Re: lockref scalability on x86-64 vs cpu_relax

Mateusz Guzik <mjguzik@xxxxxxxxx> · Fri, 13 Jan 2023 02:12:50 +0100

On 1/13/23, Linus Torvalds <torvalds@xxxxxxxxxxxxxxxxxxxx> wrote:
> Side note on your access() changes - if it turns out that you can
> remove all the cred games, we should possibly then revert my old
> commit d7852fbd0f04 ("access: avoid the RCU grace period for the
> temporary subjective credentials") which avoided the biggest issue
> with the unnecessary cred switching.
>
> I *think* access() is the only user of that special 'non_rcu' thing,
> but it is possible that the whole 'non_rcu' thing ends up mattering
> for cases where the cred actually does change because euid != uid (ie
> suid programs), so this would need a bit more effort to do performance
> testing on.
>

I don't think the games are avoidable. For one I found non-root
processes with non-empty cap_effective even on my laptop, albeit I did
not check how often something like this is doing access().

Discussion for another time.

> On Thu, Jan 12, 2023 at 5:36 PM Mateusz Guzik <mjguzik@xxxxxxxxx> wrote:
>> All that said, I think the thing to do here is to replace cpu_relax
>> with a dedicated arch-dependent macro, akin to the following:
>
> I would actually prefer just removing it entirely and see if somebody
> else hollers. You have the numbers to prove it hurts on real hardware,
> and I don't think we have any numbers to the contrary.
>
> So I think it's better to trust the numbers and remove it as a
> failure, than say "let's just remove it on x86-64 and leave everybody
> else with the potentially broken code"
>
[snip]
> Then other architectures can try to run their numbers, and only *if*
> it then turns out that they have a reason to do something else should
> we make this conditional and different on different architectures.
>
> Let's try to keep the code as common as possibly until we have hard
> evidence for special cases, in other words.
>

I did not want to make such a change without redoing the ThunderX2
benchmark, or at least something else arm64-y. I may be able to bench it
tomorrow on whatever arm-y stuff can be found on Amazon's EC2, assuming
no arm64 people show up with their results.
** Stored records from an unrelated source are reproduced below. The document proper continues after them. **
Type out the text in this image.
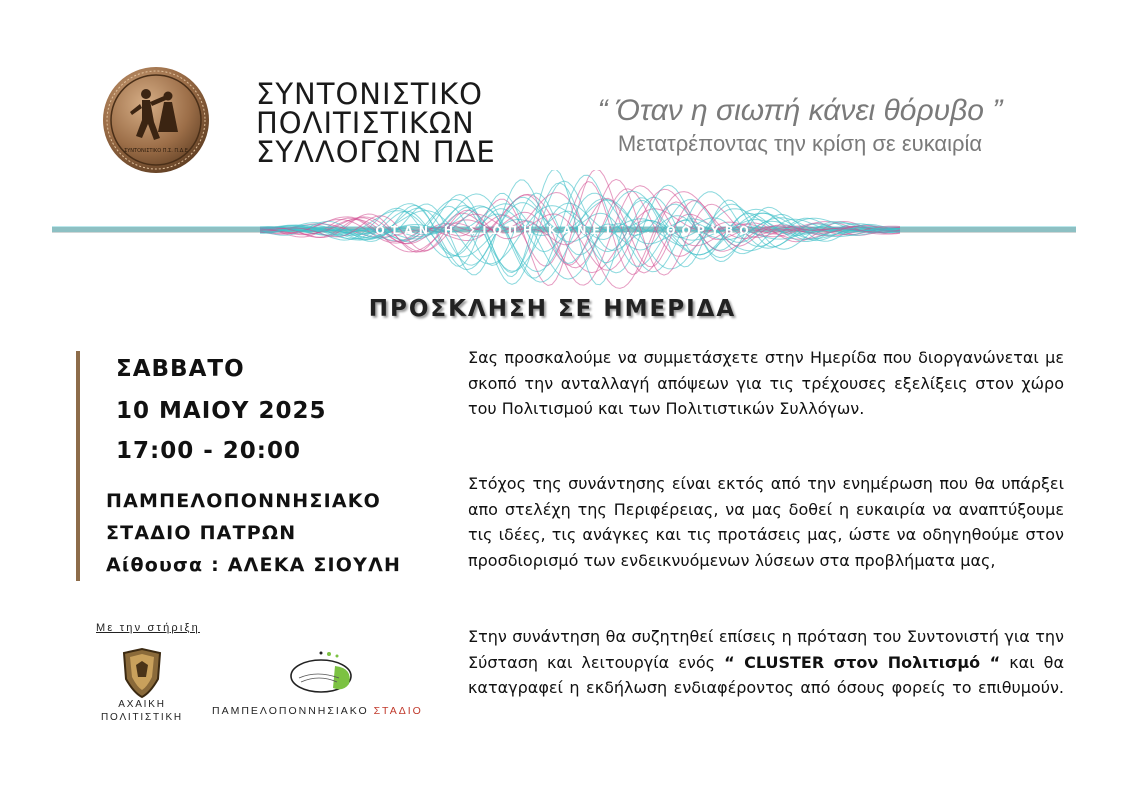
ΣΥΝΤΟΝΙΣΤΙΚΟ Π.Σ. Π.Δ.Ε
ΣΥΝΤΟΝΙΣΤΙΚΟ
ΠΟΛΙΤΙΣΤΙΚΩΝ
ΣΥΛΛΟΓΩΝ ΠΔΕ
“ Όταν η σιωπή κάνει θόρυβο ”
Μετατρέποντας την κρίση σε ευκαιρία
ΟΤΑΝ Η ΣΙΩΠΗ ΚΑΝΕΙ ... ΘΟΡΥΒΟ
ΠΡΟΣΚΛΗΣΗ ΣΕ ΗΜΕΡΙΔΑ
ΣΑΒΒΑΤΟ
10 ΜΑΙΟΥ 2025
17:00 - 20:00
ΠΑΜΠΕΛΟΠΟΝΝΗΣΙΑΚΟ
ΣΤΑΔΙΟ ΠΑΤΡΩΝ
Αίθουσα : ΑΛΕΚΑ ΣΙΟΥΛΗ
Με την στήριξη
ΑΧΑΙΚΗ
ΠΟΛΙΤΙΣΤΙΚΗ
ΠΑΜΠΕΛΟΠΟΝΝΗΣΙΑΚΟ ΣΤΑΔΙΟ
Σας προσκαλούμε να συμμετάσχετε στην Ημερίδα που διοργανώνεται με σκοπό την ανταλλαγή απόψεων για τις τρέχουσες εξελίξεις στον χώρο του Πολιτισμού και των Πολιτιστικών Συλλόγων.
Στόχος της συνάντησης είναι εκτός από την ενημέρωση που θα υπάρξει απο στελέχη της Περιφέρειας, να μας δοθεί η ευκαιρία να αναπτύξουμε τις ιδέες, τις ανάγκες και τις προτάσεις μας, ώστε να οδηγηθούμε στον προσδιορισμό των ενδεικνυόμενων λύσεων στα προβλήματα μας,
Στην συνάντηση θα συζητηθεί επίσεις η πρόταση του Συντονιστή για την Σύσταση και λειτουργία ενός “ CLUSTER στον Πολιτισμό “ και θα καταγραφεί η εκδήλωση ενδιαφέροντος από όσους φορείς το επιθυμούν.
Even then IMHO the safest route is to patch it out on x86-64 and give
other people time to bench their archs as they get around to it, and
ultimately whack the thing if it turns out nobody benefits from it.
I would say beats backpedaling on the removal, but I'm not going to
fight for it.

That said, does waiting for arm64 numbers and/or producing them for the
removal commit message sound like a plan? If so, I'll post soon(tm).

-- 
Mateusz Guzik <mjguzik gmail.com>